For Tesla, Apple can build their own car if they won't but it sounds like they have decided against that and instead will focus on building the intelligence of the cars and then sell that to all the car manufactures through licensing which is much more lucrative based on the effort involved.

Instead Apple will continue to focus on smaller companies to gain more control over their supply chain and the companies that they have to pay licenses to. That is guaranteed savings in the long run vs something like Netflix which could devalue itself with a new owner.

This will sound pretty fan boy, but I think it's pretty obvious Musk isn't in this for the exit money and he believe he can build Tesla up to be a great company. He likely doesn't see much value add by being acquired.
That exit money put into SpaceX would totally fund his space plans though
He doesn't seem to have much problem attracting investment. He had thousands of people willing to put down $1000 toward a car that was years away from being made available.
Why not a telco/cableco, especially if FCC reverses Net Neutrality?

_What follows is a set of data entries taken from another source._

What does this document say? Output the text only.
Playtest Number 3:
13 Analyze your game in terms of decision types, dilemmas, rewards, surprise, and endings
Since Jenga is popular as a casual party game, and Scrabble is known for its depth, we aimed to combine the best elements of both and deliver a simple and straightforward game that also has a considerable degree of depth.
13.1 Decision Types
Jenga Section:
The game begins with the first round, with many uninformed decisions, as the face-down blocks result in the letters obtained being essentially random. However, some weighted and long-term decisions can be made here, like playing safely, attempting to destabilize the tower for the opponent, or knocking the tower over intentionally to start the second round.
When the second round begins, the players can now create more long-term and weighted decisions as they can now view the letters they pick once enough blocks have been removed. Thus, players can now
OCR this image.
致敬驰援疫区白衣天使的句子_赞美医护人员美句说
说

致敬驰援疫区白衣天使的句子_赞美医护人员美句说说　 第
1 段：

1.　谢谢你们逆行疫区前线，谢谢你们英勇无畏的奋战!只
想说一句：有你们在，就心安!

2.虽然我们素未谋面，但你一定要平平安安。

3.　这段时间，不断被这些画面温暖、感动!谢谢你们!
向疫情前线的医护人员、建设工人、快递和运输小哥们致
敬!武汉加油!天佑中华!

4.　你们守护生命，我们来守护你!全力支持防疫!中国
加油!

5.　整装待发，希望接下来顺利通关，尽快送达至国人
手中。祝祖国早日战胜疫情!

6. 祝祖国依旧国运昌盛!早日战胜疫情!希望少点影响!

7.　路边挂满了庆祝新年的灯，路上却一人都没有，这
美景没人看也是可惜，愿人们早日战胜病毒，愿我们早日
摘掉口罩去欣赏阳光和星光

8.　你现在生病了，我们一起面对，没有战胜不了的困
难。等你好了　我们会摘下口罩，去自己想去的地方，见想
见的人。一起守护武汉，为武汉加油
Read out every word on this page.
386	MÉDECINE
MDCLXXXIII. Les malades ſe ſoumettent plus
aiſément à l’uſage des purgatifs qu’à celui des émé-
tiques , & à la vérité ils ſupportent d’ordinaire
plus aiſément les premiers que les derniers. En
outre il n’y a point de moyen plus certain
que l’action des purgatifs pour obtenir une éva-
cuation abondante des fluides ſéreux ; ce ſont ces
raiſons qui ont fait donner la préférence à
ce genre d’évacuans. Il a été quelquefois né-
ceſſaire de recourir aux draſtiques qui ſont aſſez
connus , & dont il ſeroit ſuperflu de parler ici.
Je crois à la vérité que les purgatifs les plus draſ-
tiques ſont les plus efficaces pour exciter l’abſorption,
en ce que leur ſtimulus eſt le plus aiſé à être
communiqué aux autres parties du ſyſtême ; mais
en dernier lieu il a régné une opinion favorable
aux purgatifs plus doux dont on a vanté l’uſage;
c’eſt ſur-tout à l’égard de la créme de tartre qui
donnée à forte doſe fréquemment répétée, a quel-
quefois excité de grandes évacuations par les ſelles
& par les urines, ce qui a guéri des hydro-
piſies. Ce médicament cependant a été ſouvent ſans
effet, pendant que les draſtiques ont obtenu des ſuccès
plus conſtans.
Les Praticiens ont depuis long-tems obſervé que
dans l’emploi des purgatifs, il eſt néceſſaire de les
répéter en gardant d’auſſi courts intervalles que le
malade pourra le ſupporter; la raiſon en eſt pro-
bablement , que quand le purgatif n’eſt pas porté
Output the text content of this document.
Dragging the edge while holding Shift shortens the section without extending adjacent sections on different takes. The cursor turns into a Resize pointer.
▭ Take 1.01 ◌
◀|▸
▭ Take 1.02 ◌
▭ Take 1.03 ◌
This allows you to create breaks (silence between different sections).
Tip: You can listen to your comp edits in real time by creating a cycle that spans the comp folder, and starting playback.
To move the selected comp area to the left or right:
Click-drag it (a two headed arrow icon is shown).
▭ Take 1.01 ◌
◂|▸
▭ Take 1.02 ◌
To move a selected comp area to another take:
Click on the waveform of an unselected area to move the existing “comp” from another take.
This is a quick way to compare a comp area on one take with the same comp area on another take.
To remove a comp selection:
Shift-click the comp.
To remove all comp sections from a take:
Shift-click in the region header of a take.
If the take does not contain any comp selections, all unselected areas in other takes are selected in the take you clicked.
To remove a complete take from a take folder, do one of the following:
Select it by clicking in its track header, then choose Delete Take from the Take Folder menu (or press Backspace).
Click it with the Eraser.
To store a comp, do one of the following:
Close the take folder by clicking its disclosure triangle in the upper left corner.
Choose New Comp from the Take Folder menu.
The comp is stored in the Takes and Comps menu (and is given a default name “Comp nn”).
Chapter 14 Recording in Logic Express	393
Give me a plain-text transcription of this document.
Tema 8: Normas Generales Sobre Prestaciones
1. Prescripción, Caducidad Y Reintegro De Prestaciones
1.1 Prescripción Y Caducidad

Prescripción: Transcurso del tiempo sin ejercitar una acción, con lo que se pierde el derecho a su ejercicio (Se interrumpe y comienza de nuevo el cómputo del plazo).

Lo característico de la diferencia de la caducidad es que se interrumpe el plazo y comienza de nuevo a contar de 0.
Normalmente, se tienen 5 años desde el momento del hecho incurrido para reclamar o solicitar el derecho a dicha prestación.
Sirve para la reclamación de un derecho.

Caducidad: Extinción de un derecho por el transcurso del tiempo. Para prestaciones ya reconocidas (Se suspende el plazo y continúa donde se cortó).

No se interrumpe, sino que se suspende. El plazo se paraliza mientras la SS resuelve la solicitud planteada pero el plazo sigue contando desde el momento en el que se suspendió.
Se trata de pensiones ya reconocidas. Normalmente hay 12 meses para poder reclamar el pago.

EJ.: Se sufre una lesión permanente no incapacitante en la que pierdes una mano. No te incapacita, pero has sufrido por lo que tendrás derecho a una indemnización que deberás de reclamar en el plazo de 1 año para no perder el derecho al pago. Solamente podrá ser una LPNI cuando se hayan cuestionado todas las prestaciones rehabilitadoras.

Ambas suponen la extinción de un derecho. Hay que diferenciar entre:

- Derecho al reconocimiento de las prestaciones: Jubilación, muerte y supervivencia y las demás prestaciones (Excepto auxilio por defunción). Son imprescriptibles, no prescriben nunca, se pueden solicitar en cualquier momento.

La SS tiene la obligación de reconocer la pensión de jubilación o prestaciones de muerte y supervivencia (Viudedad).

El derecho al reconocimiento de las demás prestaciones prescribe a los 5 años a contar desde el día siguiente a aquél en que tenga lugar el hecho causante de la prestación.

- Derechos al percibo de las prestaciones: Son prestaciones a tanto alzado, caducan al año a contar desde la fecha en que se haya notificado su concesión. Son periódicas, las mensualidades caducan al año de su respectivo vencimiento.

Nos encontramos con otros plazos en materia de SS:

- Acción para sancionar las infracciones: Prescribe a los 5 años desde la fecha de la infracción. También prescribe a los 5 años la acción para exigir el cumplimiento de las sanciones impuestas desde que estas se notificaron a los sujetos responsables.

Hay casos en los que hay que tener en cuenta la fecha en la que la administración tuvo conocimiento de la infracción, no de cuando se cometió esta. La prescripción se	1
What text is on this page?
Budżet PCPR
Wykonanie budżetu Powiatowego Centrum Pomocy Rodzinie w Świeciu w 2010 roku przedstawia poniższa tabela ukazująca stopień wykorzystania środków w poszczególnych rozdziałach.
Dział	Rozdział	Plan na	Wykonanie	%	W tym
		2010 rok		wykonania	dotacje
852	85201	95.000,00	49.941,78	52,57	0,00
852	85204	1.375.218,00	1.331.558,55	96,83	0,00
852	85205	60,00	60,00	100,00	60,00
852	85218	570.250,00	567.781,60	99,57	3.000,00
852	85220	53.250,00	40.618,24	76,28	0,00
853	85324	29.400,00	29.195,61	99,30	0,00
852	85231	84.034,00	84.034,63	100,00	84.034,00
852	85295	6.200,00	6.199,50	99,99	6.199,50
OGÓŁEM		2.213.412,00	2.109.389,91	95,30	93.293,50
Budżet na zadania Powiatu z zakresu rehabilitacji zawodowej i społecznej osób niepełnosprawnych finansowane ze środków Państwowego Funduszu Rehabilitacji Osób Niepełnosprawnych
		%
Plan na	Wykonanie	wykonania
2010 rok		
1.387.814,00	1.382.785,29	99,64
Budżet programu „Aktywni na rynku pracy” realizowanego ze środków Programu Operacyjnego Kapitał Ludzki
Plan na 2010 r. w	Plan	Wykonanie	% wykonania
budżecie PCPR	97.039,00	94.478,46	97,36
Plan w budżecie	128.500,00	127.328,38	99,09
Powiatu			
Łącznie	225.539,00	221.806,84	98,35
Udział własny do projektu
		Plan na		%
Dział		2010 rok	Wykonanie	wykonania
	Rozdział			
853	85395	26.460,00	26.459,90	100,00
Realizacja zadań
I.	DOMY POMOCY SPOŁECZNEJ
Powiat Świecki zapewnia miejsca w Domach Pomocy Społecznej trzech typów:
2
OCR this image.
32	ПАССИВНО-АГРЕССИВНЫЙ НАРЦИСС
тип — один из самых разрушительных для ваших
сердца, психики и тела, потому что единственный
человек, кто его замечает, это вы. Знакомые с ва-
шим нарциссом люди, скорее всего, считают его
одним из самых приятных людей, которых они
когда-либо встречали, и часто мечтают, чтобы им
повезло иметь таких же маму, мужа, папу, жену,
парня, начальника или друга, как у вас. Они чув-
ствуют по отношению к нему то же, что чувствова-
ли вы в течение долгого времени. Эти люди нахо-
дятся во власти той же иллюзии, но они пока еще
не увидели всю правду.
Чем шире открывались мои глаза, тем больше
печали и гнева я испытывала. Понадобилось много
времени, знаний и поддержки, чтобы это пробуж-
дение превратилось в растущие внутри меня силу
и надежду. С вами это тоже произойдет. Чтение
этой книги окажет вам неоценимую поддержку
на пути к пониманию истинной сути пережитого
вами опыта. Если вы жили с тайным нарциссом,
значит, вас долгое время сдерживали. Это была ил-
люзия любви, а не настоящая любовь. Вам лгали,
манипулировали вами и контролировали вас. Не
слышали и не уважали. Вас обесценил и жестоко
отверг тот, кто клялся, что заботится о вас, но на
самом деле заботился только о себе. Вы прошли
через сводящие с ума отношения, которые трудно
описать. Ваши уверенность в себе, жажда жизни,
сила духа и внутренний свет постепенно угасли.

Apple is not really in the service business a la Google, Facebook, Netflix, or Amazon, but they could tap into the rents the last-milers will be seeking -- and probably getting -- from the big boys/girls once NN is history.

It's also Citi saying this, so you can ignore pretty much anything and everything they say.
An Apple owned Netflix scares me. I like the products I use and Apple tends to be a little more of a closed ecosystem. I'd hate to see how well (or not well) Apple would support the streaming or offline options that currently exist.